Maar tegenwoordig gaat dat anders. Roken mag sowieso niet meer. Je kan buiten in de kou gaan staan. En toastjes, die moet je zelf maken. Er worden bakken met kant en klare fabriekssalades op tafel gekwakt, wat messen en een stapel toastjes en bekijk het maar. Een bak chips ernaast en klaar! Dat is het. Het ontbreekt er nog maar aan dat er een pot augurken en een stapeltje boterhammenworst op tafel verschijnt, waarmee je dan zelf je rolletjes in elkaar kan knutselen. Ik vraag me af, waar zijn ze gebleven, de echte gastvrouwen. Of gastheren, net zo goed. Heb u dat nou ook?

Trouwens, hoe heten die rolletjes eigenlijk? Heel mijn leven eet ik ze al, die rolletjes van augurk en boterhamworst, maar hoe noem je ze? Dat zou ik weleens willen weten. Heb u dat nou ook?

Tot slot, beste lezert, wil ik het nog graag even hebben over vrouwenvoetbal en gehandicaptensport. Of eigenlijk toch meer sport in het algemeen, sport op tv om precies te zijn. Persoonlijk vind ik dat er veel te veel sport is op tv. Ik weet wel dat bewegen belangrijk is en dat sport tegenwoordig voor velen een manier is om toch nog een beetje soepel en in conditie te blijven, maar je kan natuurlijk ook gewoon intensief je huishouden doen. Schrobben, boenen, stofzuigen, het zijn allemaal activiteiten die zeer vergelijkbaar zijn met intensief sporten, alleen dan functioneel. Maar blijkbaar hebben we zoveel vrije tijd te vullen dat we er voor kiezen om zinloos te bewegen, dus sporten. En daar gaat het dus mis. Want als je al die sportuitzendingen op tv kijkt, hou je nauwelijks tijd over om zélf nog te sporten.

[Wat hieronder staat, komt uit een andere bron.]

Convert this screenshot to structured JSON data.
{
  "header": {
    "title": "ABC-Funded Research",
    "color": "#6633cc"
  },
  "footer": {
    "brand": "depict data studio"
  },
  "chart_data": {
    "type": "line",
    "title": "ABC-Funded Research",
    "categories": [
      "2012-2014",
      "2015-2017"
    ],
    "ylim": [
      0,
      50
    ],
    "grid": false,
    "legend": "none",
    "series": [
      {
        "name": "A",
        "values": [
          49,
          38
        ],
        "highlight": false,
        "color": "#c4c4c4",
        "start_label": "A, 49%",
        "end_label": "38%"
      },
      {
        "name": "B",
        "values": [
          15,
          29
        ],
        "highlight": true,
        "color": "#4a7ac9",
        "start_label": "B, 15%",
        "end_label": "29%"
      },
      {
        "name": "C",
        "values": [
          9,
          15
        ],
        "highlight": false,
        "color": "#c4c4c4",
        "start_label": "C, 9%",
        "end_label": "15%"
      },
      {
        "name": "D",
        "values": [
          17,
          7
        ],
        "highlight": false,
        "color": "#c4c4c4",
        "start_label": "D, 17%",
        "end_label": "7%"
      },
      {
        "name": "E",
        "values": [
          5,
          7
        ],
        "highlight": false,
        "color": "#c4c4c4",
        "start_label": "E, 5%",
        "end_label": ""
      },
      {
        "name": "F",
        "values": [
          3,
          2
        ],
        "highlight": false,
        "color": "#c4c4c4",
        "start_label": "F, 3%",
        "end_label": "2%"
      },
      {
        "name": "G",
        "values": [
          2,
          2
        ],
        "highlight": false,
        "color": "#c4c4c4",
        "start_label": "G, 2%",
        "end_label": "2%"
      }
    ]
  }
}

En toch klagen mensen er nu over dat er te weinig aandacht is voor bijvoorbeeld de Paralympics. Dus naast wat er al is, willen ze nóg meer sport, als gehandicaptensport, vrouwenvoetbal en curling. Maar dan komen die sportliefhebbers helemaal niet meer onder hun zak chips en voor de tv vandaan! Dan neemt obesitas alleen maar toe! Dus als we zelf meer willen bewegen, moet er juist MINDER sport op tv worden uitgezonden. Dus geen Paralympics, geen vrouwenvoetbal, geen curling! Darten kan wel, want dat wordt gewoon op kroegtijden uitgezonden. Maar verder, alleen af en toe iets uit de nationale voetbalcompetitie of een internationaal tennistoernooitje. En heel, heel, heel af en toe iets van schaatsen, zeg de Elfstedentocht. Heb u dat nou ook?